A DevOps platform reduced their log processing pipeline latency by 75% by embedding OtterBrix directly into their log collection microservice. This allowed them to perform complex filtering and aggregation at the edge before data reached their central data lake, reducing storage costs by 40% and enabling real-time alerting.
An industrial IoT deployment used OtterBrix to process variable-schema sensor data from thousands of devices with different firmware versions. The schema-free approach eliminated the need for constant ETL adjustments as new sensor types were added, while the efficient memory layout allowed running complex analyses on edge devices with limited resources.
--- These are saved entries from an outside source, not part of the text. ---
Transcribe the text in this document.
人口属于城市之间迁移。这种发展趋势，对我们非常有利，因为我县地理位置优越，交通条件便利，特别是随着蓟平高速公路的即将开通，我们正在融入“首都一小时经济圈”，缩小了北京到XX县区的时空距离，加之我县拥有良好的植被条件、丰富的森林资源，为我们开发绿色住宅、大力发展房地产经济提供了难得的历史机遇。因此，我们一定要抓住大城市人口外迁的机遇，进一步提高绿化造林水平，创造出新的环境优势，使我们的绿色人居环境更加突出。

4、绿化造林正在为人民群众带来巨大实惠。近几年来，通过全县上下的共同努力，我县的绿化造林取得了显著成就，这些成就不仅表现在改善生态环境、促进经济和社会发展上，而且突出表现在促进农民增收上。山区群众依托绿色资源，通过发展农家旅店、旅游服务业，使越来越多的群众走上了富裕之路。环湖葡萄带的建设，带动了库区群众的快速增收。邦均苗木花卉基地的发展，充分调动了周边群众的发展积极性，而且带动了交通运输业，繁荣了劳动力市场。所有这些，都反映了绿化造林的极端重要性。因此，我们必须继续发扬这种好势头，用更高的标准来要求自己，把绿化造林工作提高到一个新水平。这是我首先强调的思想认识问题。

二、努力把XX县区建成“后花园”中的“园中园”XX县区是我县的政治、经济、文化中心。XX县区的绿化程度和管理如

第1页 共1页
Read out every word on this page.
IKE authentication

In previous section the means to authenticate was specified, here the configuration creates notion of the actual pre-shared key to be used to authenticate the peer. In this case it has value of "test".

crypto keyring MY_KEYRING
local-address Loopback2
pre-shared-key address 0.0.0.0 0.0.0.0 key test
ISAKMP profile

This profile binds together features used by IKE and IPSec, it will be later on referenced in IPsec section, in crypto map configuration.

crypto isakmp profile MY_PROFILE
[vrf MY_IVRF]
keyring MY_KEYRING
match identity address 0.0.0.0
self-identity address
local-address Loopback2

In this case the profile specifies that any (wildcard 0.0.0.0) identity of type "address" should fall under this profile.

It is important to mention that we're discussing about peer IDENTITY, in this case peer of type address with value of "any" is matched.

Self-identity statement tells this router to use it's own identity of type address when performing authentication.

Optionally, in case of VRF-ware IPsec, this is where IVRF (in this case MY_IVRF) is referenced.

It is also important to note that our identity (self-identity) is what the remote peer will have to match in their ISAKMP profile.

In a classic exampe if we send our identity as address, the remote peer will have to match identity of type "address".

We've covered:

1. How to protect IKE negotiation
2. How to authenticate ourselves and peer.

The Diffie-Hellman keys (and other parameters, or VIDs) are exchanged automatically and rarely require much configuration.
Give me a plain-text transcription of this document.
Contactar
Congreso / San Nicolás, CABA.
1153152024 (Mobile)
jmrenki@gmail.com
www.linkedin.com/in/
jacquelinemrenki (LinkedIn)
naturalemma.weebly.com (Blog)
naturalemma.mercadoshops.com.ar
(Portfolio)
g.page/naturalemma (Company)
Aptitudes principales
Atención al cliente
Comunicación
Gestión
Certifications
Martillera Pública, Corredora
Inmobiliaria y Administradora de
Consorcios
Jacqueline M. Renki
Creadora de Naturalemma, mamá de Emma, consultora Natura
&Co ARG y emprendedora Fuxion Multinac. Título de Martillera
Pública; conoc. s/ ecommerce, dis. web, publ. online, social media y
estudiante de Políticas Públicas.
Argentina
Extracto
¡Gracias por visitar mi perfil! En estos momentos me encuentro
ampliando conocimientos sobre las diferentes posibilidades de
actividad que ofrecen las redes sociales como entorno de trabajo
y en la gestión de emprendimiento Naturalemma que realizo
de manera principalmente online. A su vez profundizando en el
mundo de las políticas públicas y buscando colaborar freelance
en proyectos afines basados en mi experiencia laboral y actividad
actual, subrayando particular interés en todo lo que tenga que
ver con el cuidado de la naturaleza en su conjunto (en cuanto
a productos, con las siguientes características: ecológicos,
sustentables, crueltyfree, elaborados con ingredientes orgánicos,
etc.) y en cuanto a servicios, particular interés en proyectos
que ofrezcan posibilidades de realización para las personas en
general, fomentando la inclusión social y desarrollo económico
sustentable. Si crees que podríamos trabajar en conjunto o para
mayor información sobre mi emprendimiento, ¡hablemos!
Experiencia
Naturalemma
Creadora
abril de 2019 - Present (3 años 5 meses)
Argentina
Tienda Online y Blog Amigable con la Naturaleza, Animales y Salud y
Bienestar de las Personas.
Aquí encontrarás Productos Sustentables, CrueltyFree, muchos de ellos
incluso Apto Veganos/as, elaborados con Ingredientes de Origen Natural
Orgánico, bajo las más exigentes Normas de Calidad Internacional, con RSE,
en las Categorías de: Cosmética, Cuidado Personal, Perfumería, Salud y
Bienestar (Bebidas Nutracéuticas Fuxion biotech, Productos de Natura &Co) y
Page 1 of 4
A data integration platform leveraged OtterBrix to join and analyze responses from multiple third-party APIs with regularly changing schemas. The hybrid storage model allowed efficient querying across these diverse data structures without performance degradation as APIs evolved.
The Otterbrix team aims at keeping the code readable and consistent with the surrounding code where possible. A detailed code style guide is work in progress.
See CONTRIBUTING for contribution requirements.
See the project security policy for information about reporting vulnerabilities.
To correctly build Otterbrix, you will need the most current version of Docker.
The current version of Otterbrix can be built in Dockerfiles only. If you need assistance when building Otterbrix, please contact our team.
In case you've encountered any issues, please feel free to create them right here on GitHub!
OtterBrix is built on modern C++ techniques and is inspired by advances in both document-oriented and analytical database systems. We thank all contributors and the open-source community.